We moderns are quite ready and willing to swear oaths, either on entering service in the military or government, or in the court of Law. We swear to uphold the laws of the nation, or protect the common good, or tell the truth, the whole truth and nothing but the truth.

Quakers refused to swear oaths. It was something of a hallmark of a Friend, this refusal to put one hand on the Bible, raise the other, and make an oath of loyalty or truthfulness.

I was interested many years ago, in my early teens, I believe, by a story I read of a Quaker woman who was called into court, and astounded the judge by refusing to swear on the Bible. I have no idea now who the author was, or the theme of the story itself, but the narrator’s mother was the woman on the stand, and it was probably my first encounter with Quaker ways, beyond the incidentals of New England living, where there were still active Quaker meetings. I loved the idea of being so outspoken for one’s beliefs, of standing up for the Truth in such a way that one is offended at being asked to make an oath.

For the Quakers follow the Epistle of St. James, Chapter 5, verse 12: “Above all, my brothers, do not swear by heaven or by the earth or use any oaths at all. If thee means ‘yes’ thee must say ‘yes;’ if thee means ‘no,’ say ‘no.’ Otherwise thee makes thyself liable to judgment.” In other words, be honest in all thy words and deeds, and the oath will be unnecessary. One cannot hide behind the oath and colour the intent of one’s words! And why should Christians fear the hand of the law, and assure the court that we mean what we say, and we say what we mean? Be Plain in speech, not just in the formal sense, but in thy meaning itself! Speak clearly and without pretension or vanity, and in the Spirit of Truth.

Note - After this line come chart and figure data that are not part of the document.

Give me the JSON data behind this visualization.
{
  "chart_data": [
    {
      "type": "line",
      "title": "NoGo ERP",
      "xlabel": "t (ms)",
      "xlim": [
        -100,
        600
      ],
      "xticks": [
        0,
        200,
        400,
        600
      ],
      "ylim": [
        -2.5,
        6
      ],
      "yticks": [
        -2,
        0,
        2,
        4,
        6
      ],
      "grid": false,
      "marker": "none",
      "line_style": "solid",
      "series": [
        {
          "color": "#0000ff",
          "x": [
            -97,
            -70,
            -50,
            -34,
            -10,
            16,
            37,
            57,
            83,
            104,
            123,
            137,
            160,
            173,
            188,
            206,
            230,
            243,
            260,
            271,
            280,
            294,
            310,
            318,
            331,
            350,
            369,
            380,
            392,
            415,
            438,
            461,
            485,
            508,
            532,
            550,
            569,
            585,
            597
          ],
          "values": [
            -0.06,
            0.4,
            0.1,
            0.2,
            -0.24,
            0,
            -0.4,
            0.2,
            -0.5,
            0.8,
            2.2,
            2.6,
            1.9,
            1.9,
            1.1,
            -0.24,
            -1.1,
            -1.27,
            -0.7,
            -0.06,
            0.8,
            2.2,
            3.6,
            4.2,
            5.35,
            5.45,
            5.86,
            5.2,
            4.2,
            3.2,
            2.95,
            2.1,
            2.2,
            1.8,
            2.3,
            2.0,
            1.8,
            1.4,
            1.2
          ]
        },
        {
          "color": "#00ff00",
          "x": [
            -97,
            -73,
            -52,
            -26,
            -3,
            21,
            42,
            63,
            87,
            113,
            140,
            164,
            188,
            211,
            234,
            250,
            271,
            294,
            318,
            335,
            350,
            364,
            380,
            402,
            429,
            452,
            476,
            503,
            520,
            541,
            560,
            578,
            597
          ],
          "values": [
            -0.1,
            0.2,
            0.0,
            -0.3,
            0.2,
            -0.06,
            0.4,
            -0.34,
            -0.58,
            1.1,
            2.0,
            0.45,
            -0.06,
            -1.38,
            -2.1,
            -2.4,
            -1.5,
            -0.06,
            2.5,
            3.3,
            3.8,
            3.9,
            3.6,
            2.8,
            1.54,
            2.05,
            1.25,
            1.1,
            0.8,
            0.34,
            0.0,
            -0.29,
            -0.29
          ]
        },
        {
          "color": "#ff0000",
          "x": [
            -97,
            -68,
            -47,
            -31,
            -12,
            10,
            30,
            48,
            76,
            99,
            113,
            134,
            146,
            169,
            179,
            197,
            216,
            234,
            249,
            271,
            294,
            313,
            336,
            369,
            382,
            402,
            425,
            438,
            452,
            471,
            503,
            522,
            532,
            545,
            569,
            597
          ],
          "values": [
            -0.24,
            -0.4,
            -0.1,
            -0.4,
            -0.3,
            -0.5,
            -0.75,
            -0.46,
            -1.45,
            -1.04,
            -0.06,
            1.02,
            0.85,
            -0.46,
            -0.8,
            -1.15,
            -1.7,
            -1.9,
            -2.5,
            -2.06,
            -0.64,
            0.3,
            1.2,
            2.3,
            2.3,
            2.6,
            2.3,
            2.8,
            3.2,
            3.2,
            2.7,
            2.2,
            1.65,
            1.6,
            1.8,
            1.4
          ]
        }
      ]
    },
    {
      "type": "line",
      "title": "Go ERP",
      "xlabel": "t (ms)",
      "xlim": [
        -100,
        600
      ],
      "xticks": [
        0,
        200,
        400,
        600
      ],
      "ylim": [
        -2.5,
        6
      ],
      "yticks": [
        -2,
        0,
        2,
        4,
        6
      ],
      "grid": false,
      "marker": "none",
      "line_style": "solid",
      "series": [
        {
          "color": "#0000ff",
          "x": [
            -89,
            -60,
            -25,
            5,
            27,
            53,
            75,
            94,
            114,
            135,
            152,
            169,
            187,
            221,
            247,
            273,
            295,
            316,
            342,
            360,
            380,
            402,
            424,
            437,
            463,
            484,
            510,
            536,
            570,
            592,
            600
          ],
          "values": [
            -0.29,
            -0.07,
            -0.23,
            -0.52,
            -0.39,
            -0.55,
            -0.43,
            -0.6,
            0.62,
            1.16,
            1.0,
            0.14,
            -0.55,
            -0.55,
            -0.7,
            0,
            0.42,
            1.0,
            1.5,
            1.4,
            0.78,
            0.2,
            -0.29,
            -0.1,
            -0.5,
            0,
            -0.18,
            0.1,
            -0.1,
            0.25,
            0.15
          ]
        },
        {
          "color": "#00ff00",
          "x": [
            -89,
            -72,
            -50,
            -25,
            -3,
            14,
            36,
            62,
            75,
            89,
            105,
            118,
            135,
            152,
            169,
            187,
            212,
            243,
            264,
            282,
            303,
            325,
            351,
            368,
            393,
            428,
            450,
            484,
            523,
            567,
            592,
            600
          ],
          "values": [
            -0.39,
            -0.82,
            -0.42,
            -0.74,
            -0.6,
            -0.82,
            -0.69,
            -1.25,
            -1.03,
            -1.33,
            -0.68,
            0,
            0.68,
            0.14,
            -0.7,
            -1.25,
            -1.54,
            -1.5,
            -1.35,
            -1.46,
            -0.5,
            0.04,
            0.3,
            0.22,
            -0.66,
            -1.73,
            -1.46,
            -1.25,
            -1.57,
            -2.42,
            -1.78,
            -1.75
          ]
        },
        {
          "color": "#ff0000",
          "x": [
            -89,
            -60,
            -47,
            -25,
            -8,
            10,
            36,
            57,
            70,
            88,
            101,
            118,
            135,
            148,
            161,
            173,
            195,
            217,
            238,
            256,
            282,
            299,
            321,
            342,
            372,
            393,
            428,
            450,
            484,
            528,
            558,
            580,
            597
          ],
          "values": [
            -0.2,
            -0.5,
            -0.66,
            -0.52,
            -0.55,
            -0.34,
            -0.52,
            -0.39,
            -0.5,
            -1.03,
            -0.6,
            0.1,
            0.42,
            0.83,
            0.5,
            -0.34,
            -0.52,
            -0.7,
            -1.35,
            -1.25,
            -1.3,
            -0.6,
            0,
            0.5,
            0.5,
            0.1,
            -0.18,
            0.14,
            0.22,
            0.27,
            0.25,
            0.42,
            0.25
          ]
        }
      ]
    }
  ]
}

I am uncomfortable with taking an oath of loyalty, as if I might be tempted to back out if the going got tough. “I will” should be enough, and it unnecessary to say “I vow.” I have taken such oaths, when it was made a contigency of continuing my vocation, but now I think not. If I stand in the presence of God, would I not be terrified to do other than speak truthfully of my intent? But God save me from temptation! for this is not to be said in vanity, but in Truth.

2 thoughts on “On Swearing Oaths

  1. I am taking these steps! It was my first tentative movement to understanding being in the Kingdom of God opposed to being tied down by Nationalism.

  2. As I am an American living in Canada, it’s not likely anyone will ask me anytime soon to take an oath of allegiance, but the day may come when I choose to change my nationality in an official way. I don’t really know what that will involve, and I will let the Lord lead me on that day! But the hardest part for most of us is not “colouring” the truth to suit ourselves, speaking clearly and without pride or guilt (unless actually guilty and confessing.) As a theologically educated person, sometimes the biggest challenge for me is to avoid “showing off” with sophisticated language and terms and concepts. This is just acting superior and vain, and needs to be corrected!